Let’s face it: Year round, everybody loves prospects. It’s our anticipation of the new and unknown wrapped around the promise of something better, but in cleats. How good was the outlook? Insider’s Dan Szymborski projected Sano as capable of pounding 30 home runs and slugging .471 as a 21-year-old rookie. Who wouldn’t want a slice of that to spice up your season at Target Field?

ESPN injury expert Stephania Bell offers some reassurance to Twins fans. "He should be able to recover fully from this," she stressed. "The return time varies, just as it does with pitchers, but it’s typically shorter for a position player -- roughly 8-12 months, but, again, that can vary. For those wondering why he didn't have Tommy John right away when [he] first sprained his elbow last fall, this is consistent with how the injury is managed. Rehab is often the first course, especially since some players can play for a period of time with the injury. Also, the athlete has to buy into an extensive surgery/recovery process."

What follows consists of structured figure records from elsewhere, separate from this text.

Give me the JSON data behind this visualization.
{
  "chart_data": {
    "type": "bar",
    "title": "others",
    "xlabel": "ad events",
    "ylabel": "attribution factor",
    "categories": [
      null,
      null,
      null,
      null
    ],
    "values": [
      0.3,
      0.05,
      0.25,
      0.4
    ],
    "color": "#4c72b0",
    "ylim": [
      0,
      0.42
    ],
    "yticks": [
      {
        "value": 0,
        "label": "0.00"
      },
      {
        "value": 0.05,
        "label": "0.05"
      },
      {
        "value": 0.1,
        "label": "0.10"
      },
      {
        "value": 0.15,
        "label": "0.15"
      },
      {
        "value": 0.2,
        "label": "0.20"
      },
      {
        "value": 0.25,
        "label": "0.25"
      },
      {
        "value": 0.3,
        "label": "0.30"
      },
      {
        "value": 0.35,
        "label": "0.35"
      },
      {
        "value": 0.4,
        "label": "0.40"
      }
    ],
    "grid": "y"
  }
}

Anticipating Sano was part of my own four pack of reasons Twins fans could look forward to this season; now, that sort of expectation has to be ratcheted back down to waiting for catcher Josmil Pinto and hoping that center fielder Aaron Hicks recovers from a horrendous rookie season. That’s still worth looking forward to, but Sano’s power would have done much to make the Twins a much more dangerous lineup.

In the meantime, it isn’t like the man Sano was expected to replace at some point this season is chopped liver. Trevor Plouffe isn’t going to set the world on fire, but the wrist injury that hampered him last season has healed up, so his swing from an OPS around .700 back up towards .750 might seem relatively likely. The guy did belt 24 home runs in 2012 (albeit with an unlikely-to-be-repeated 14.5 percent clip of home runs on fly balls), and he’s heading into his age-28 season, still well within a traditional player’s peak, arcing from 25 to 29. Maybe the healed wrist helps keep him from being eaten up by fastballs up and in. Projected by Szymborski to deliver a .719 OPS, Plouffe is playable on offense -- the average OPS for third basemen last season was .735. But reports suggesting that Plouffe has bulked up enough to become an increasing defensive liability at the hot corner might send Twins fans on an unwanted return down memory lane with visions of infamously immobile Ron Coomer dancing in their head.

Now, sure, Sano will be back, and Twins fans can look forward to seeing him eventually take over at third base. But if spring is supposed to be a time of optimism and renewal, getting this sort of news this early on can only renew a sense that it’ll be another case of "wait 'til next season" in the Twin Cities.